Wednesday, July 5, 2023

Yes, the New York Times owns the UFO fiasco

Though we've talked about this before in

Extraordinary claims (used to) require extraordinary evidence OR the gray lady and the little green men

and

There were lots of red flags with the NYT UFO story

 I don't believe we ever stopped for an overview.

Just to recap, this all started when the New York Times hired Leslie Kean, a paranormal true believer with a questionable track record to cover the UFO beat along with the veteran Ralph Blumenthal who presumably was supposed to keep his younger partner in check, a bit like Scully and Mulder, with roughly the same outcome. The result was a run of sensationalistic and badly reported articles. Eventually the stories the reporters were handing in got so over the top that the NYT put the brakes on at which point Kean and Blumenthal went to an obscure publication on their own with hearsay claims of extraterrestrial crash sites and alien technology.

You might think this was as bad as it could get but, just as the NYT had been holding back its reporters from some of the craziness, it turns out that the reporters themselves were doing the same with their source. Once David Grusch hit the interview circuit, the shit really and truly hit the fan.
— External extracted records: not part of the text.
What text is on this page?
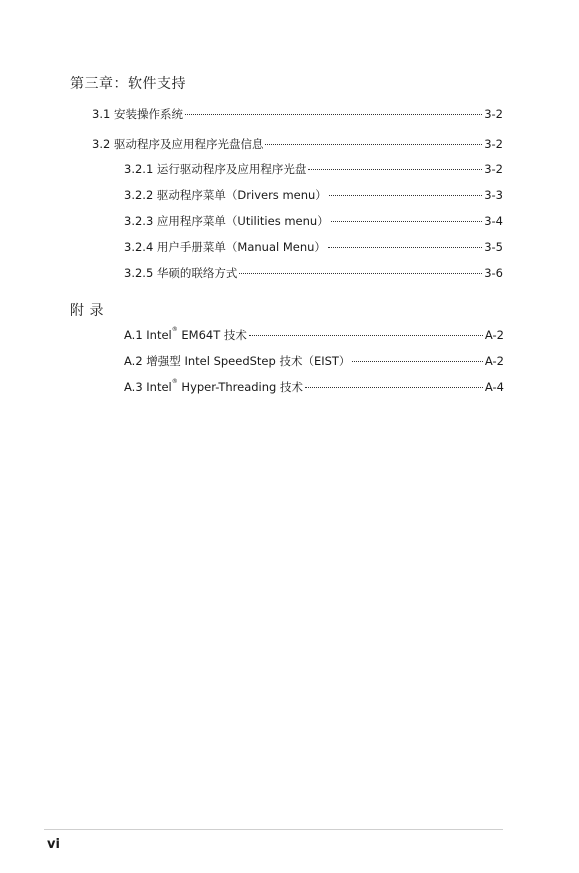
第三章：软件支持
3.1 安装操作系统	3-2
3.2 驱动程序及应用程序光盘信息	3-2
3.2.1 运行驱动程序及应用程序光盘	3-2
3.2.2 驱动程序菜单（Drivers menu）	3-3
3.2.3 应用程序菜单（Utilities menu）	3-4
3.2.4 用户手册菜单（Manual Menu）	3-5
3.2.5 华硕的联络方式	3-6
附 录
A.1 Intel® EM64T 技术	A-2
A.2 增强型 Intel SpeedStep 技术（EIST）	A-2
A.3 Intel® Hyper-Threading 技术	A-4
vi
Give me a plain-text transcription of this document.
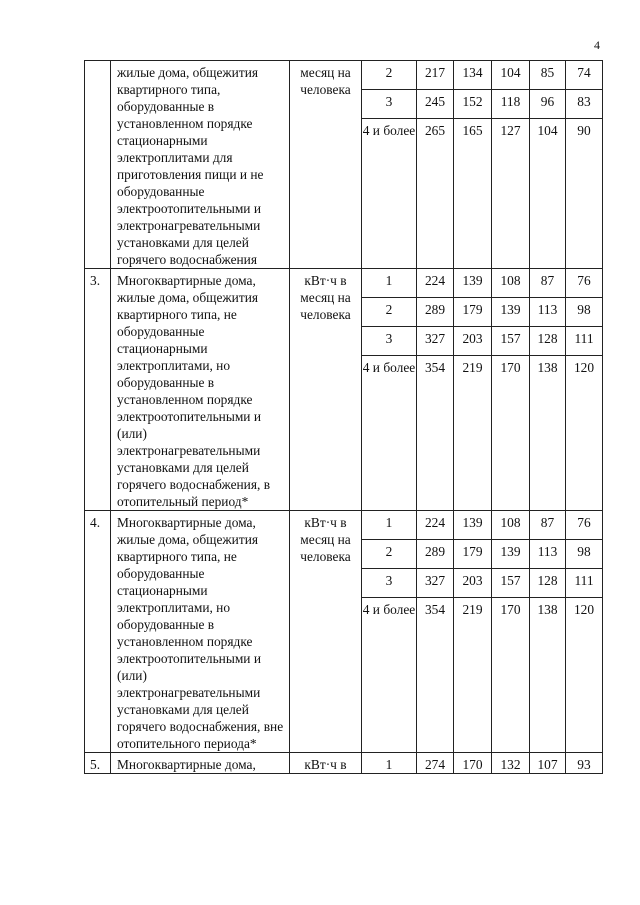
4
	жилые дома, общежития квартирного типа, оборудованные в установленном порядке стационарными электроплитами для приготовления пищи и не оборудованные электроотопительными и электронагревательными установками для целей горячего водоснабжения	месяц на человека	2	217	134	104	85	74
			3	245	152	118	96	83
			4 и более	265	165	127	104	90
3.	Многоквартирные дома, жилые дома, общежития квартирного типа, не оборудованные стационарными электроплитами, но оборудованные в установленном порядке электроотопительными и (или) электронагревательными установками для целей горячего водоснабжения, в отопительный период*	кВт·ч в месяц на человека	1	224	139	108	87	76
			2	289	179	139	113	98
			3	327	203	157	128	111
			4 и более	354	219	170	138	120
4.	Многоквартирные дома, жилые дома, общежития квартирного типа, не оборудованные стационарными электроплитами, но оборудованные в установленном порядке электроотопительными и (или) электронагревательными установками для целей горячего водоснабжения, вне отопительного периода*	кВт·ч в месяц на человека	1	224	139	108	87	76
			2	289	179	139	113	98
			3	327	203	157	128	111
			4 и более	354	219	170	138	120
5.	Многоквартирные дома,	кВт·ч в	1	274	170	132	107	93
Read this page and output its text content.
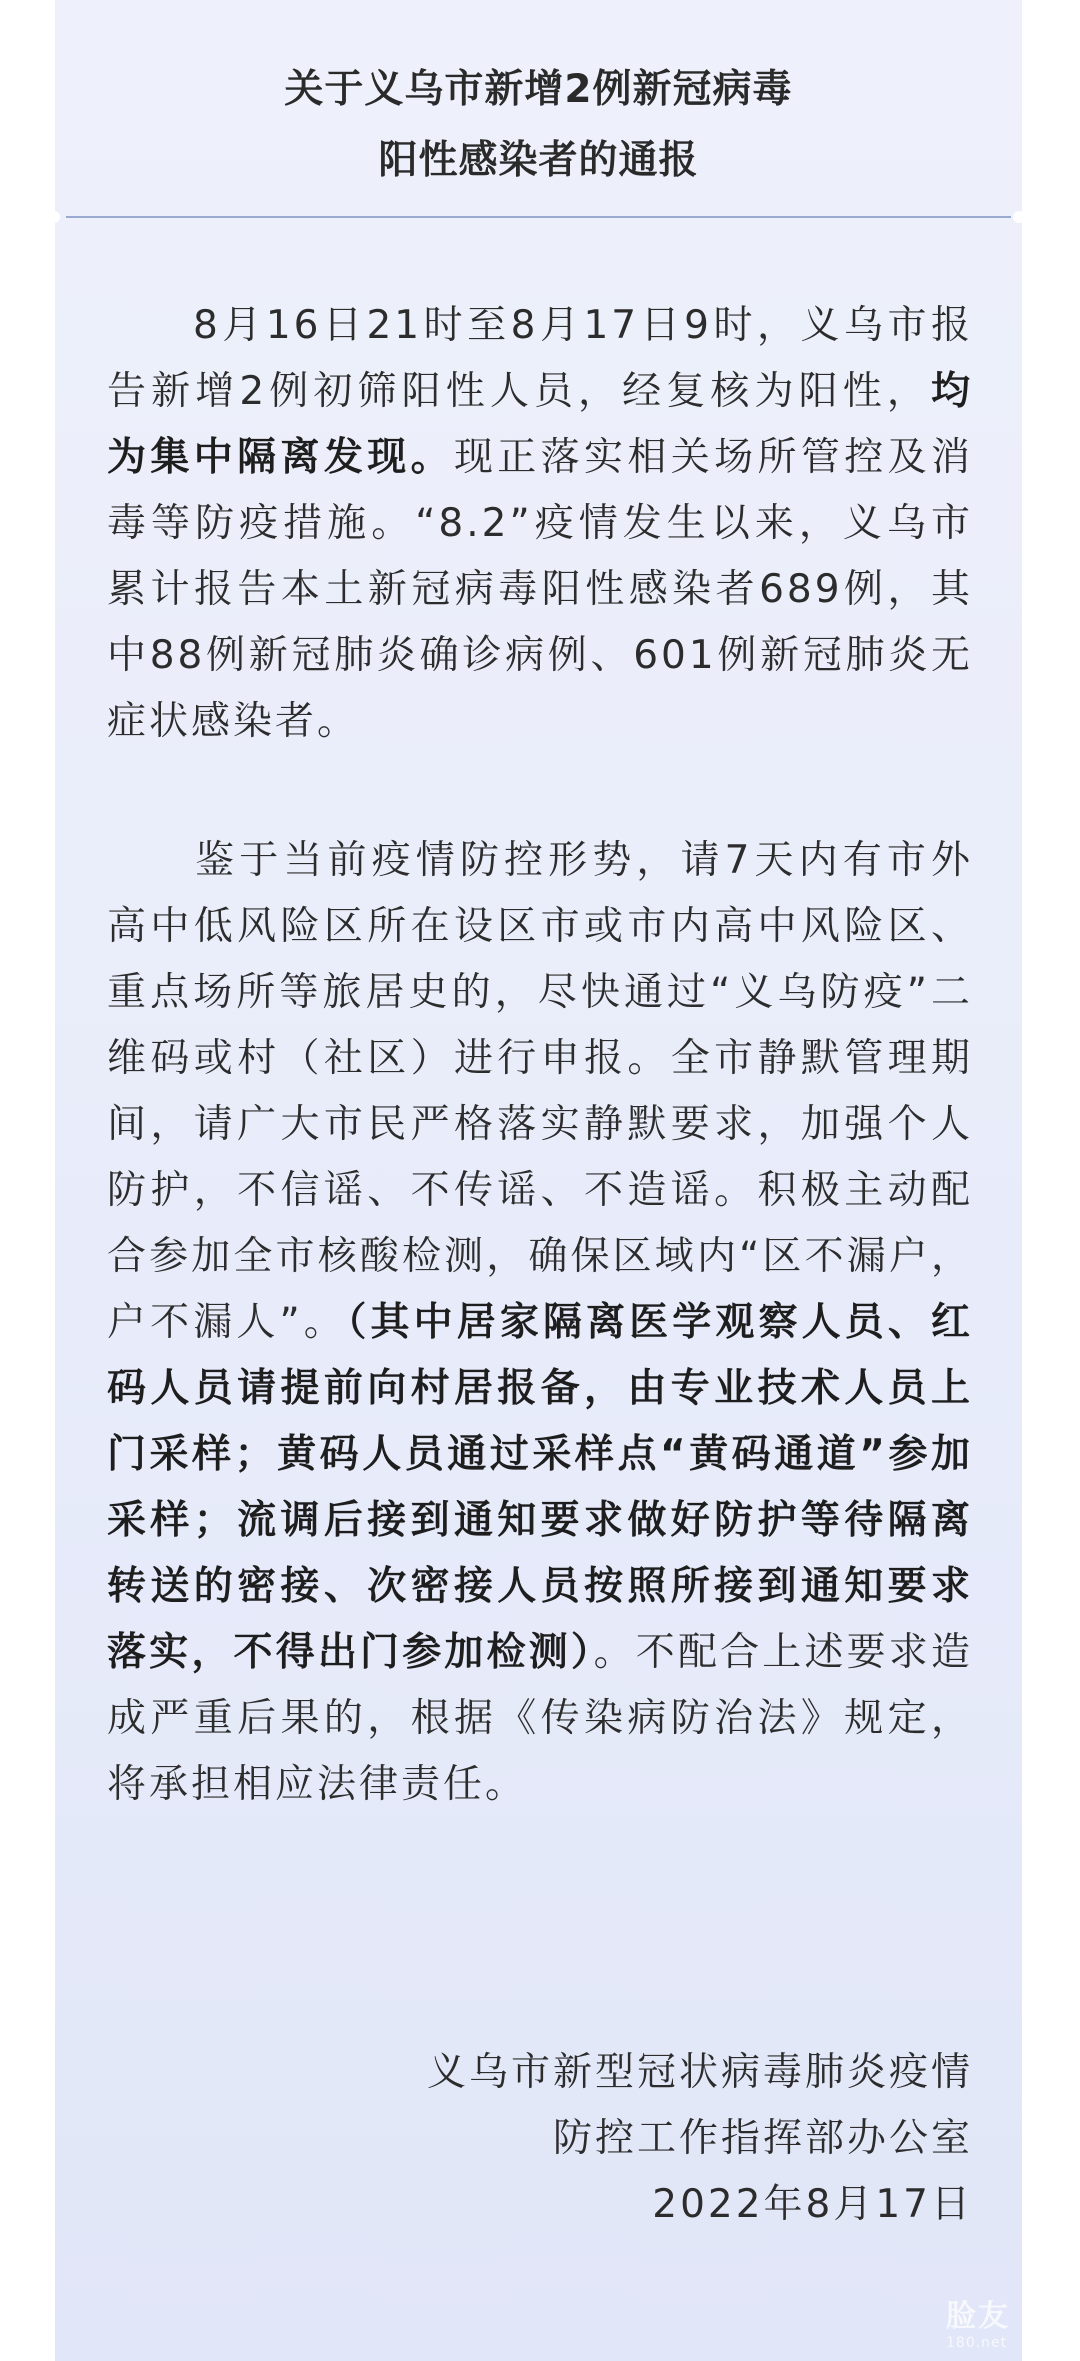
关于义乌市新增2例新冠病毒
阳性感染者的通报
8月16日21时至8月17日9时，义乌市报告新增2例初筛阳性人员，经复核为阳性，均为集中隔离发现。现正落实相关场所管控及消毒等防疫措施。“8.2”疫情发生以来，义乌市累计报告本土新冠病毒阳性感染者689例，其中88例新冠肺炎确诊病例、601例新冠肺炎无症状感染者。
鉴于当前疫情防控形势，请7天内有市外高中低风险区所在设区市或市内高中风险区、重点场所等旅居史的，尽快通过“义乌防疫”二维码或村（社区）进行申报。全市静默管理期间，请广大市民严格落实静默要求，加强个人防护，不信谣、不传谣、不造谣。积极主动配合参加全市核酸检测，确保区域内“区不漏户，户不漏人”。（其中居家隔离医学观察人员、红码人员请提前向村居报备，由专业技术人员上门采样；黄码人员通过采样点“黄码通道”参加采样；流调后接到通知要求做好防护等待隔离转送的密接、次密接人员按照所接到通知要求落实，不得出门参加检测）。不配合上述要求造成严重后果的，根据《传染病防治法》规定，将承担相应法律责任。
义乌市新型冠状病毒肺炎疫情
防控工作指挥部办公室
2022年8月17日
脸友
180.net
Now we didn't just have stories of interstellar spaceships sitting in warehouses somewhere, we had an international conspiracy dating back to the 1930s and involving not just modern-day countries but the Axis powers and the Vatican.

Grusch elaborated on his claims in a subsequent interview with the French newspaper Le Parisien on June 7. He said that UFOs could be coming from extra dimensions; that Pope Pius XII had "back-channeled" the existence of a UFO crash in Magenta, Italy in 1933 to the United States, the remains of which were kept by Benito Mussolini's government until the U.S. Office of Strategic Services (OSS), coordinating with the Five Eyes, procured it in 1944 or 1945; that he had spoken with intelligence officials whom the U.S. military had briefed on "football-field" sized crafts; that the U.S. government transferred some crashed UFOs to a defense contractor; and that there was "malevolent activity" by UFOs.

The smart thing to do at this point would be to completely disavow this clown, but people are too invested. The reporters have staked their reputations on this guy and the NYT, (the paper with perhaps the strongest and most entrenched corporate culture of any major non-partisan news publication, which absolutely hates to admit it was wrong) has spent years ignoring questions about these two star reporters.

As far as I can tell, the paper has taken no serious steps to distance itself from this fiasco and, if we can take Ezra Klein as representing the company line (usually pretty good bet), the paper is approaching this obvious bullshit with the same" just asking questions," "keeping an open mind," "important if true" framing that they previously brought to the hyperloop, crypto and nfts, and the metaverse.

1 comment:

  1. The NYT has more green men problems than you think. Compare this review:

    https://scottaaronson.blog/?p=7321

    ("In the spirit, perhaps, of the TikTokkers who eat live cockroaches or whatever to satisfy their viewers, I decided to oblige loyal Shtetl-Optimized fans by buying Quantum Supremacy and reading it.")

    With the NYT review: https://www.nytimes.com/2023/05/26/books/new-audiobooks.html

    To my chagrin, however, Science (yes, that one, the AAAS one) also messed up and hired a bloke who didn't know anything about either physics or computer science to review it, and said review failed to notice that it was wrong on every single technical detail. Oops.